Microsoft’s multi-touchpoint machine starts to move

Microsoft’s multi-touchpoint machine starts to move

Theoretically, of course, Microsoft should be well placed to embrace and lead the next generation of multi-touchpoint digital experiences. It has always had interests in a broad range of computing platforms, from its heartland of the PC to the Xbox games console.

However, time and again it has failed to capitalise on this breadth, struggling to find a unifying vision for these individual fiefdoms.

At last there are signs of change and they have become more frequent and significant since Satya Nadella took over as CEO.

Most recently, Microsoft’s Kevin Gallo published a blog post in which he explained how the Windows 10 universal app platform has been designed to facilitate multi-touchpoint experiences across phones, tablets, PCs, wearables, games consoles and more. At last, it feels as if Microsoft has both the technical capabilities and the understanding of user behaviour to make this happen at scale.

Here’s an extract of Gallo’s post:

Until now, mobile experiences have largely meant app and web experiences built for mobile devices – most often defined by the phone you carry with you.

But this is increasingly too narrow a definition for a growing number of customers who want theirexperiences to be mobile across ALL their devices and to use whatever device is most convenient or productive for the task at hand.

We see this preference for mobile experiences manifest itself most profoundly in what customers search for in the Store. Just a year ago, the experiences customers sought on Windows phones were different from tablet, which were different again from laptops and PCs, and different from the game console. This has changed – rapidly. Today, the top Store searches for each device type overlap significantly, both across and within app categories.

Building a platform that supports this new world ofmobile experiences requires not only supporting a number of screen sizes, but also providing flexibility in interaction models, whether it be touch, mouse & keyboard, a game controller or a pen. As a customer flows across their devices, they will often quickly transition from touch gestures (e.g. selecting a song or playlist, reading a news feed or document or viewing pictures from a trip) to keyboard & mouse for productivity (e.g. managing their playlist, writing a new blog post, or touching up that video or photo for sharing). To bridge the device gap (how many devices does a customerreally want to carry with them?), the industry is seeing the emerging trend of multi-modal devices, like the 2-in-1 Surface Pro 3. Within app experiences, an increasing number of apps handle this exact scenario – except developers are bridging this gap by building one or more mobile apps, a desktop application, and a website. We believe this can and should be easier.
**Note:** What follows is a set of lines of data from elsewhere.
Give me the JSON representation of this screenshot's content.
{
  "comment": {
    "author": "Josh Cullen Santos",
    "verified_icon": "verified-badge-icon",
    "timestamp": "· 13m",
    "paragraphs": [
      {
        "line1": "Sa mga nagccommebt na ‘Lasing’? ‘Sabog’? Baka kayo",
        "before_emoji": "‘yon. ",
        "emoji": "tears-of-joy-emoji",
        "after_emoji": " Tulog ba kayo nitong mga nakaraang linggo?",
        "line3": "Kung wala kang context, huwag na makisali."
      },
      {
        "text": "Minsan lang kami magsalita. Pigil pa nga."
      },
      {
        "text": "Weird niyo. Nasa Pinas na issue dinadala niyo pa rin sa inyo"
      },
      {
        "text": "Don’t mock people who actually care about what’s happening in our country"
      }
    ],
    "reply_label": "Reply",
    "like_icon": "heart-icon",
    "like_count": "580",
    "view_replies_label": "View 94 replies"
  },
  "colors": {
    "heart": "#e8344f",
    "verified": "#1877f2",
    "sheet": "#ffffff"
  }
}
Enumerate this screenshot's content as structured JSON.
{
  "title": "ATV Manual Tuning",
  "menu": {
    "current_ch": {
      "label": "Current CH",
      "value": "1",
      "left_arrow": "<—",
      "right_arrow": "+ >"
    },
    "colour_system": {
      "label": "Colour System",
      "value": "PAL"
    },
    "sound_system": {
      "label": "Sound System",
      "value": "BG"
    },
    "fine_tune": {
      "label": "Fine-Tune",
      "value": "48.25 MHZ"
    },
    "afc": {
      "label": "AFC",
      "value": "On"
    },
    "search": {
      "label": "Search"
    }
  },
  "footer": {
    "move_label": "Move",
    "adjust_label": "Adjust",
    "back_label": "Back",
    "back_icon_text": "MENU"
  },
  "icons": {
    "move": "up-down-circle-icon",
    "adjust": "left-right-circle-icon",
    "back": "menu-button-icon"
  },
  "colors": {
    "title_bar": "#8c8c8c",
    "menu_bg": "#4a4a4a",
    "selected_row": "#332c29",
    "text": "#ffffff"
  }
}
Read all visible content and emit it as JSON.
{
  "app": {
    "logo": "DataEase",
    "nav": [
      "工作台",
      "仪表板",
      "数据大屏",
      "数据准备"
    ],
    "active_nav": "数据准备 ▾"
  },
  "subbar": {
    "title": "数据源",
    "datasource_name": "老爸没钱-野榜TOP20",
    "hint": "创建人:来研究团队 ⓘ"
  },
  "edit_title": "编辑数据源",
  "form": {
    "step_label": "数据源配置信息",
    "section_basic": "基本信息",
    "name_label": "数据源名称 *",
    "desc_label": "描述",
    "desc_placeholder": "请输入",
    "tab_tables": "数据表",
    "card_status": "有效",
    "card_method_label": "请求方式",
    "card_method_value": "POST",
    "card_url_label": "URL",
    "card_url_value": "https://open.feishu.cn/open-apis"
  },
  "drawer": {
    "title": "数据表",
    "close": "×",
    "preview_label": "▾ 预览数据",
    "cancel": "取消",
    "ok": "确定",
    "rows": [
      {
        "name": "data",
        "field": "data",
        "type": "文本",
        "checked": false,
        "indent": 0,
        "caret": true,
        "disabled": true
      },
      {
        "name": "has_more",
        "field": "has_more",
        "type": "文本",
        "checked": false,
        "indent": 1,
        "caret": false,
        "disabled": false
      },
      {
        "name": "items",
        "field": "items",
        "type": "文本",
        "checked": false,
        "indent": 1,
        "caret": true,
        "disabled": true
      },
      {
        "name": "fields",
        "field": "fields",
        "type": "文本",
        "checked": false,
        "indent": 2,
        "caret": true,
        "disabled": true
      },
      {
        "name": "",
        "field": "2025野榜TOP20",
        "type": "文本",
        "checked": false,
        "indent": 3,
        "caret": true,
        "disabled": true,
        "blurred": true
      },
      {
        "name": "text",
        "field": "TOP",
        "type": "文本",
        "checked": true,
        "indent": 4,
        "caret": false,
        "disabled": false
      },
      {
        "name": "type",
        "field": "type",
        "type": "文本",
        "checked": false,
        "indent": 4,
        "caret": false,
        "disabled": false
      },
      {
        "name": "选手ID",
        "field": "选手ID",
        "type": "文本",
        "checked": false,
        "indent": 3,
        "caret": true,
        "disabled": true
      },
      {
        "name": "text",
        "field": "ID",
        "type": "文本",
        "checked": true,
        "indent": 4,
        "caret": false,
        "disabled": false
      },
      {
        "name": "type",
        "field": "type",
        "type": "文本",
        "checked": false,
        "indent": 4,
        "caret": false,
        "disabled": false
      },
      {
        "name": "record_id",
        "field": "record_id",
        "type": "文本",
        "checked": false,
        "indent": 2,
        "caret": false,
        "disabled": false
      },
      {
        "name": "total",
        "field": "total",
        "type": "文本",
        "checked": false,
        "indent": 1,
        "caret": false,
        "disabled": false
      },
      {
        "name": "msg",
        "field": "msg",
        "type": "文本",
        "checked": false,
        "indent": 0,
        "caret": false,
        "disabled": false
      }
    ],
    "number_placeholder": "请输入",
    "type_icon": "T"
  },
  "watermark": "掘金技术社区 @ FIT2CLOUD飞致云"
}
With Windows 10, we are leading a new path forward for mobile experiences – breaking out of the limited box of just mobile devices and empowering customers take full advantage of all of the screens in their life. For Windows, these mobile experiences are powered by our one Windows core and the universal app platform.

The picture Gallo paints in his March 2015 blog post will, of course, be familiar to many in the MEX community. We’ve been exploring this notion of multi-touchpoint experiences unconstrained by individual devices for several years now (this blog contains an archive of all the MEX posts on this theme of multi-touchpoint UX).

Apple and Google have tended to be more forward thinking in bringing together the pieces needed to enable this vision in their ecosystems (I wrote an analysis of Apple’s Continuity initiative here). However, it would wrong to underestimate Microsoft’s ability to execute a rapid catch up. It has never lacked operational capabilities and it certainly doesn’t lack budget, but it has at times lacked an understanding of how user behaviour is changing.

What comes through in Gallo’s post is that Microsoft has started to acquire this understanding and refocus the disparate strands of its capability on a unified platform which will enable third parties to build and deploy experiences across touchpoints. None of the major digital ecosystems is fully formed yet in this regard – a strong offering from Microsoft, which makes it easier to deliver this vision on their platform – could represent their re-admission to a party they’ve largely missed.

Make no mistake – this is the future of digital experiences. While many remain focused on trying to ship smarter rectangles of glass and silicon, the next transformational changes to user experience will come from a different, multi-touchpoint approach. As Gallo hints in his blog post, providing an architecture to facilitate these experiences is complex and time consuming. A successful platform will need to handle diverse input methods, many forms of output – from touchscreens to voice and projection, and a huge variety of usage environments – from the living room to the great outdoors.